巻頭言
特集医師の働き方改革

 今,「働き方改革」が大きな社会的課題となっている.医師の働き方もその例外ではない.わが国の医療供給体制は,人口・社会経済の構造的な変化のスピードに十分に対応しきれておらず,医療現場では,過重労働や超過勤務が恒常化し,現場従事者の負担に過度に依存して成り立っているからだ.

 厚生労働省では,2017年4月に「新たな医療の在り方を踏まえた医師・看護師等の働き方ビジョン検討会」(以下,ビジョン検討会)による提言書が公表された.そして,同年8月からは「医師の働き方改革に関する検討会」が始まったところである.医師については,医師法に基づく応召義務などの特殊性を踏まえた対応が必要であり,時間外労働規制の対象とする一方,改正法の施行期日の5年後を目途に規制を適用することとされている.そのために,2年後を目途に規制の具体的な在り方,労働時間の短縮策などについて検討し結論を得るための具体的プロセスが始まった.

 働き方改革においては,ともすると時間外労働規制などに議論が集中することが多い.しかし,それはあくまでも改革の結果であり目的ではない.また,医師側からは,医師の数が足りない中で労働時間の短縮は困難であり,働き方改革は医療の崩壊につながるといった声も聞く.だからこそ,改革の本丸は,柔軟な働き方,地域におけるリソースの最適化,タスクシフティングやテクノロジーの活用などによる徹底的な生産性向上のはずだ.そして,その生産性向上の利益を医療従事者全員で分かち合うべきであろう.それができなければ,世界に冠たるわが国の医療は,それこそブラック企業化し崩壊への道を辿るであろう.
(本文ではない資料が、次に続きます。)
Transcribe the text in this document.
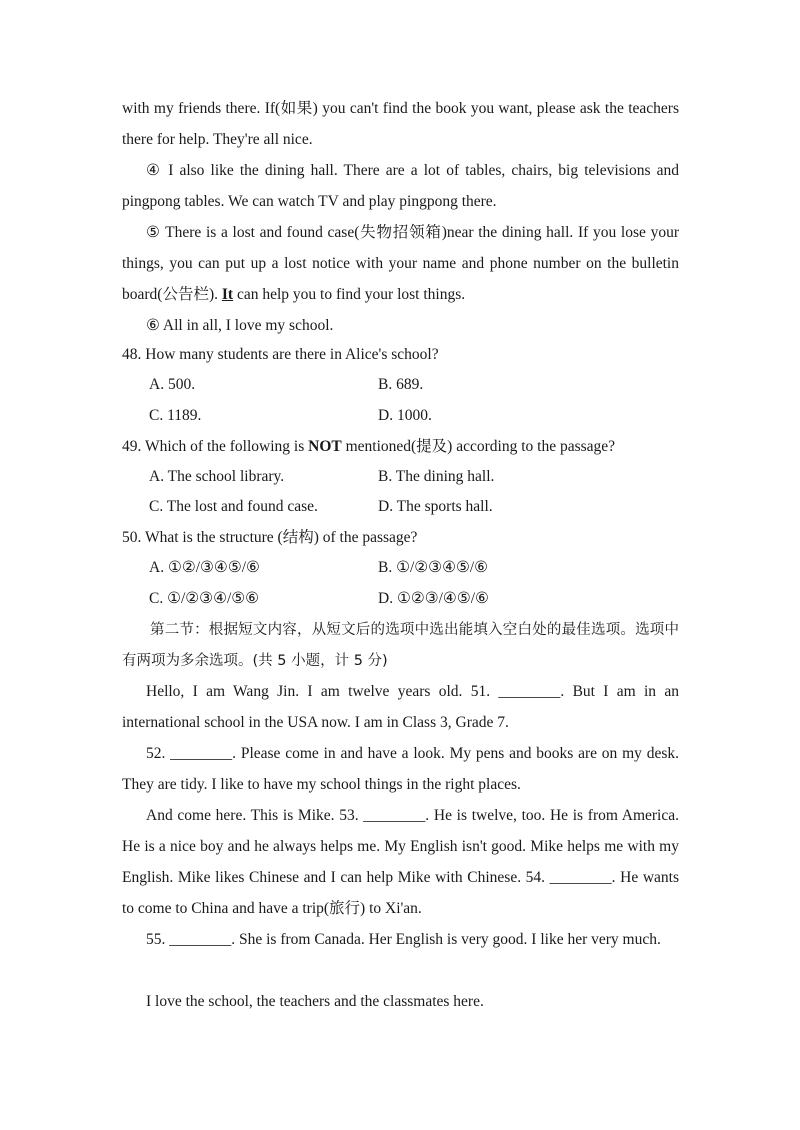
with my friends there. If(如果) you can't find the book you want, please ask the teachers there for help. They're all nice.

④ I also like the dining hall. There are a lot of tables, chairs, big televisions and pingpong tables. We can watch TV and play pingpong there.

⑤ There is a lost and found case(失物招领箱)near the dining hall. If you lose your things, you can put up a lost notice with your name and phone number on the bulletin board(公告栏). It can help you to find your lost things.

⑥ All in all, I love my school.

48. How many students are there in Alice's school?
A. 500.	B. 689.
C. 1189.	D. 1000.
49. Which of the following is NOT mentioned(提及) according to the passage?
A. The school library.	B. The dining hall.
C. The lost and found case.	D. The sports hall.
50. What is the structure (结构) of the passage?
A. ①②/③④⑤/⑥	B. ①/②③④⑤/⑥
C. ①/②③④/⑤⑥	D. ①②③/④⑤/⑥

第二节：根据短文内容，从短文后的选项中选出能填入空白处的最佳选项。选项中有两项为多余选项。(共 5 小题，计 5 分)

Hello, I am Wang Jin. I am twelve years old. 51. ________. But I am in an international school in the USA now. I am in Class 3, Grade 7.

52. ________. Please come in and have a look. My pens and books are on my desk. They are tidy. I like to have my school things in the right places.

And come here. This is Mike. 53. ________. He is twelve, too. He is from America. He is a nice boy and he always helps me. My English isn't good. Mike helps me with my English. Mike likes Chinese and I can help Mike with Chinese. 54. ________. He wants to come to China and have a trip(旅行) to Xi'an.

55. ________. She is from Canada. Her English is very good. I like her very much.

I love the school, the teachers and the classmates here.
 ビジョン検討会報告書では,筆者らは以下のように書いた.「日本の医療をより一層効率的で質の高いものとし,安心・安全かつ国民への価値を最大限生み出すことのできる構造,すなわち『高生産性・高付加価値』構造に転換していくためには,これまで守られてきた価値観や規範を大事にしながらも,新たな時代にふさわしい,柔軟かつ進歩的な施策や制度設計,そして現場の経営努力を進めるためのパラダイムの転換が求められる.」すなわち,従来からの発想や手法を踏襲するのみならず,新たな時代にふさわしい医療提供体制の構築に向けた道筋を描き出す必要がある.「働き方改革」は,今後の医療のあり方そのものである.そして,「働き方改革」は「我が国の保健医療システムが,より一層価値のある患者中心の医療を提供し続けると同時に,医療従事者がその社会的価値の高いキャリアを追求しながら,自らの生き方と時間を取り戻すことにつながるもの」(ビジョン検討会報告書)でなければならないはずだ.本特集がそのための一助となることを期待する.